Выбрать главу

Харитоненко размышляет над очередным эпизодом. Многие очевидцы помнят последний день лагерного оркестра. Как всегда во время расстрелов, выстроенный в круг оркестр играл «Танго смерти». По команде коменданта Варцока музыканты по одному выходили из круга и шли на расстрел, продолжая играть. Аккордеонист Оскар шел последним и тоже играл «Танго смерти». О расстреле оркестра имеется шесть показаний, но только Скороход утверждает, что выводил музыкантов из круга на расстрел вахман Лясгутин, при этом размахивал руками, подражая дирижеру. Надо проверить.

Необходимо исследовать участие обвиняемых в ликвидации последних узников Яновского лагеря 19 ноября 1943 года. В тот день на построении узники взбунтовались, бросили в эсэсовцев две гранаты, стреляли из пистолетов, ринулись на убийц с камнями, палками и ножами. «Трупы узников валялись повсюду, — перечитывает Харитоненко протокол допроса бывшего вахмана Циплакова. — Уцелевшие бежали в бараки. Оттуда их гнали на Пески и расстреливали. После расстрелов в зону прибыло пять грузчиков с полицаями. Они загрузили кузова трупами убитых на аппеле и увезли на Пески. Комендант Варцок поблагодарил нас за службу и разрешил увольнение в город. Я с Лясгутиным и Прикидько пошли в пивную на Яновской…»

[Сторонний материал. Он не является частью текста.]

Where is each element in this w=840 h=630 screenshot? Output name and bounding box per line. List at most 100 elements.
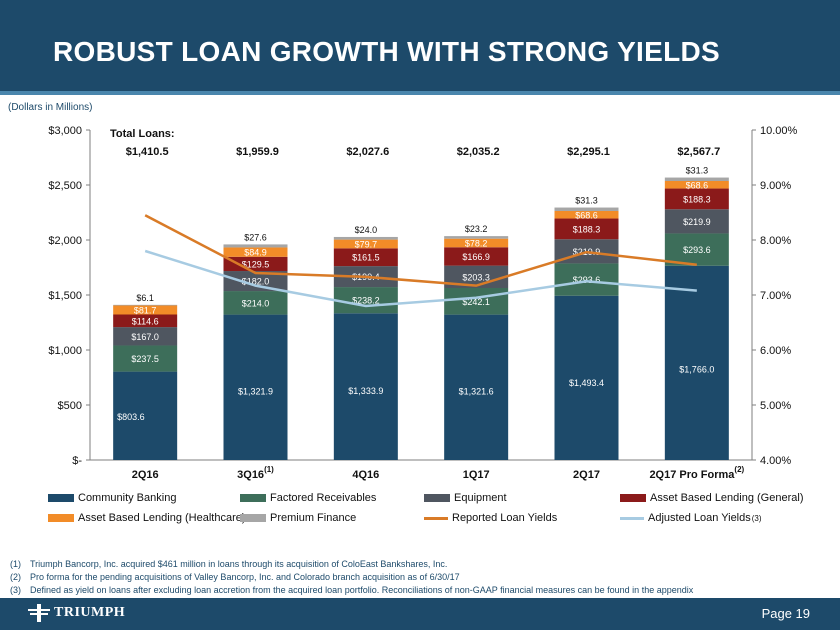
bar-segment xyxy=(554,210,619,219)
bar-value-label: $1,321.9 xyxy=(238,387,273,397)
bar-value-label: $1,766.0 xyxy=(679,365,714,375)
legend-label: Factored Receivables xyxy=(270,492,377,504)
totals-heading: Total Loans: xyxy=(110,128,175,140)
category-label: 2Q17 xyxy=(573,469,600,481)
bar-segment xyxy=(223,247,288,257)
bar-value-label: $24.0 xyxy=(355,225,378,235)
bar-value-label: $31.3 xyxy=(575,196,598,206)
right-tick-label: 8.00% xyxy=(760,235,791,247)
bar-value-label: $203.3 xyxy=(462,272,490,282)
bar-value-label: $114.6 xyxy=(132,316,159,326)
total-label: $1,410.5 xyxy=(126,146,169,158)
bar-segment xyxy=(554,263,619,296)
left-tick-label: $- xyxy=(72,455,82,467)
legend-label: Community Banking xyxy=(78,492,177,504)
footnote-text: Triumph Bancorp, Inc. acquired $461 mill… xyxy=(30,559,448,569)
loan-chart: $- $500 $1,000 $1,500 $2,000 $2,500 $3,000 4.00… xyxy=(48,125,798,481)
bar-value-label: $78.2 xyxy=(465,238,488,248)
bar-value-label: $31.3 xyxy=(686,166,709,176)
right-tick-label: 9.00% xyxy=(760,180,791,192)
footnote-text: Pro forma for the pending acquisitions o… xyxy=(30,572,460,582)
logo-text: TRIUMPH xyxy=(54,605,126,620)
legend-line xyxy=(620,516,644,520)
bar-value-label: $84.9 xyxy=(244,248,267,258)
bar-value-label: $79.7 xyxy=(355,239,378,249)
header-banner: ROBUST LOAN GROWTH WITH STRONG YIELDS xyxy=(0,0,840,95)
units-note: (Dollars in Millions) xyxy=(8,102,93,113)
bar-value-label: $214.0 xyxy=(242,298,270,308)
bar-segment xyxy=(333,287,398,314)
legend-swatch xyxy=(240,514,266,522)
bar-segment xyxy=(333,239,398,249)
category-footnote-ref: (2) xyxy=(734,465,744,474)
left-tick-label: $1,000 xyxy=(48,345,82,357)
right-tick-label: 6.00% xyxy=(760,345,791,357)
bar-value-label: $1,333.9 xyxy=(348,386,383,396)
total-label: $2,027.6 xyxy=(346,146,389,158)
bar-segment xyxy=(223,256,288,272)
legend-label: Equipment xyxy=(454,492,507,504)
bar-segment xyxy=(664,265,729,460)
page-number: Page 19 xyxy=(761,606,810,621)
legend-item-community-banking: Community Banking xyxy=(48,492,176,504)
total-label: $1,959.9 xyxy=(236,146,279,158)
legend-item-equipment: Equipment xyxy=(424,492,507,504)
bar-value-label: $27.6 xyxy=(244,232,267,242)
bar-segment xyxy=(113,305,178,315)
bar-segment xyxy=(444,314,509,460)
legend-item-premium-finance: Premium Finance xyxy=(240,512,356,524)
bar-segment xyxy=(664,233,729,266)
bar-value-label: $1,321.6 xyxy=(459,387,494,397)
bar-segment xyxy=(223,314,288,460)
legend-swatch xyxy=(620,494,646,502)
bar-segment xyxy=(113,371,178,460)
company-logo: TRIUMPH xyxy=(28,604,125,622)
legend-swatch xyxy=(48,514,74,522)
bar-value-label: $68.6 xyxy=(575,210,598,220)
footnote-1: (1) Triumph Bancorp, Inc. acquired $461 m… xyxy=(10,558,693,571)
bar-value-label: $242.1 xyxy=(462,297,490,307)
total-label: $2,035.2 xyxy=(457,146,500,158)
bar-segment xyxy=(113,327,178,346)
right-tick-label: 7.00% xyxy=(760,290,791,302)
category-label: 1Q17 xyxy=(463,469,490,481)
left-tick-label: $2,000 xyxy=(48,235,82,247)
bar-value-label: $803.6 xyxy=(117,412,145,422)
bar-value-label: $81.7 xyxy=(134,306,157,316)
right-tick-label: 4.00% xyxy=(760,455,791,467)
bar-value-label: $237.5 xyxy=(131,354,159,364)
yield-line xyxy=(144,249,697,308)
bar-segment xyxy=(333,236,398,240)
legend-item-reported-yields: Reported Loan Yields xyxy=(424,512,557,524)
bar-segment xyxy=(444,247,509,266)
footnote-num: (2) xyxy=(10,572,21,582)
legend-swatch xyxy=(48,494,74,502)
legend-label: Premium Finance xyxy=(270,512,357,524)
bar-value-label: $188.3 xyxy=(573,224,601,234)
category-label: 2Q17 Pro Forma(2) xyxy=(649,465,744,481)
bar-segment xyxy=(664,209,729,234)
bar-value-label: $6.1 xyxy=(136,293,154,303)
legend-item-abl-healthcare: Asset Based Lending (Healthcare) xyxy=(48,512,246,524)
legend-line xyxy=(424,516,448,520)
left-tick-label: $2,500 xyxy=(48,180,82,192)
legend-swatch xyxy=(240,494,266,502)
yield-line xyxy=(144,214,697,287)
bar-segment xyxy=(664,177,729,181)
bar-segment xyxy=(113,314,178,328)
bar-segment xyxy=(554,218,619,240)
footnote-num: (1) xyxy=(10,559,21,569)
legend-swatch xyxy=(424,494,450,502)
legend-item-factored-receivables: Factored Receivables xyxy=(240,492,376,504)
bar-segment xyxy=(113,345,178,372)
bar-value-label: $68.6 xyxy=(686,180,709,190)
footnote-2: (2) Pro forma for the pending acquisition… xyxy=(10,571,693,584)
right-tick-label: 10.00% xyxy=(760,125,798,137)
left-tick-label: $500 xyxy=(58,400,82,412)
legend-label: Asset Based Lending (Healthcare) xyxy=(78,512,246,524)
bar-segment xyxy=(333,313,398,460)
bar-segment xyxy=(554,295,619,460)
bar-segment xyxy=(223,271,288,292)
left-tick-label: $3,000 xyxy=(48,125,82,137)
left-tick-label: $1,500 xyxy=(48,290,82,302)
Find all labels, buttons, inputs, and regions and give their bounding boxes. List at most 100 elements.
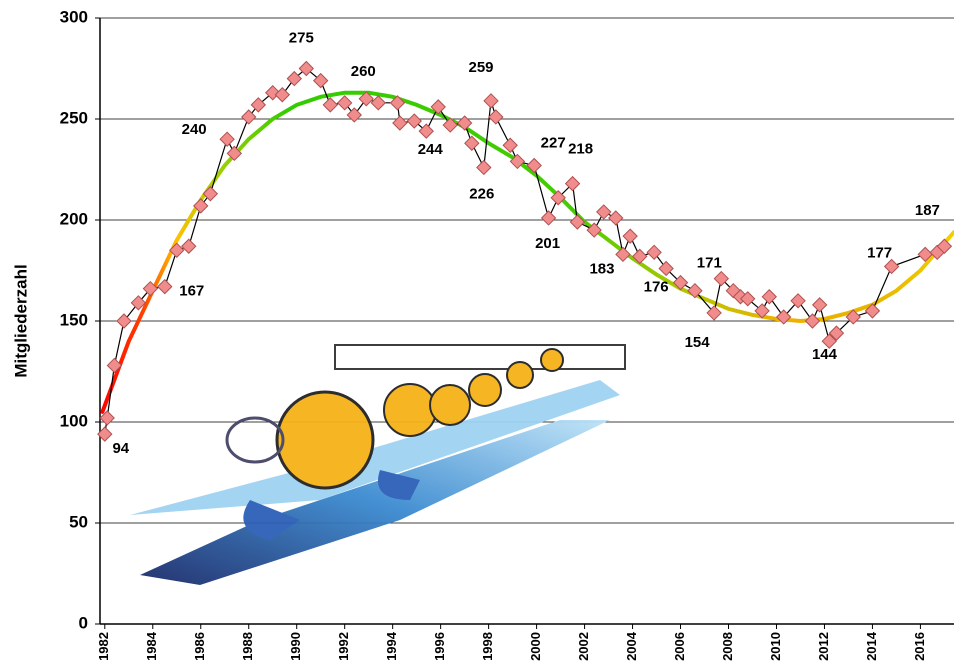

Закончили работу и пошли в пивную… Обычный день, обычная работа, заслуженный отдых. Этот эпизод надо расследовать подробно — не только для изобличения вахманов, но и для увековечения подвига мучеников.

2

С тревогой перечитывает Лясгутин последнюю страницу протокола допроса: «Однажды утром в ноябре 1943 года, когда я стоял на вышке и охранял узников, Яновский лагерь был оцеплен эсэсовцами. Нас, вахманов, стоявших на вышках, сняли с постов. Проходя к нейтральным лагерным воротам, мы услышали шум. Узники кричали, бросали камни, у многих были палки, ножи. Я присоединился к своему взводу. По команде эсэсовцы и мы, вахманы, стали стрелять по нападающим. Я лично выстрелил только один раз. Когда узники были загнаны в бараки, на лагерной площади валялось много трупов. Сколько было убито, даже примерно сказать не могу, тогда очень переживал. Узников, оставшихся в живых после усмирения, пешим порядком и автомобилями доставили на Пески. Мы с Прикидько и Циплаковым ездплй автомобилем пять раз. При перевозках и выгрузке я никого не убил.

Вопрос. В чем выражалось ваше участие в расстреле лагерного оркестра?

Ответ. Лагерный оркестр был расстрелян за несколько дней до ликвидации лагеря. Я находился в оцеплении оркестра, в расстреле не участвовал. Категорически отрицаю, что кого-либо из музыкантов выводил из оркестра на расстрел. Водил по одному кто-то из вахманов, а кто именно, не помню…»

Подписал протокол, отодвинул к следователю.

Харитоненко сообщает:

— Следующий допрос — о вашей послевоенной жизни. С самого начала, от Бухенвальда. Советую обдумать и вспомнить.

Обдумать и вспомнить… Валяется Лясгутин на камерной койке, всплывают в памяти события прошлого, выстраиваясь, как солдаты на смотру. С чего началась его послевоенная жизнь? На плацу Бухенвальда 7 апреля 1945 года гауптштурмфюрер Гер лих перед вахманским строем объявил:

— Формируется батальон для участия в решающих боях с врагами рейха. Бахманам, вступившим в батальон, будет выплачиваться высокое жалование, а после победы им предоставят немецкое гражданство и права рейхснемцев.

Никто не откликнулся. В комнате, отведенной львовским вахманам, он, Лясгутин, не стал таиться:

— Немцам амба! И черт с ними. Предлагаю бежать к американцам. А там видно будет. Разве мало в Германии страдает русских людей.

Давно возник этот план. Выжидал подходящего момента. Больше ждать невозможно: дождутся Советской Армии — висеть на веревочке.

— Босяк, пустомеля, а мозги на шарнирах — повернулись в нужную сторону, — хвалит Мисюра. — Предложение стоящее.

Призадумались вахманы. Пора заканчивать немецкую службу. Тишину нарушил фольксдойч Венцель — ворвался, прикрыл за собой дверь, шепчет:

— Плохи дела! В штабе жгут документы: американцы— рядом.

— Что с нами будет? — вздыхает Дриночкин.

— Что будет? — переспросил Венцель; — Спасаться надо. Нам ни к чему помирать за немцев.

— Ты же сам немец! — удивился Панкратов.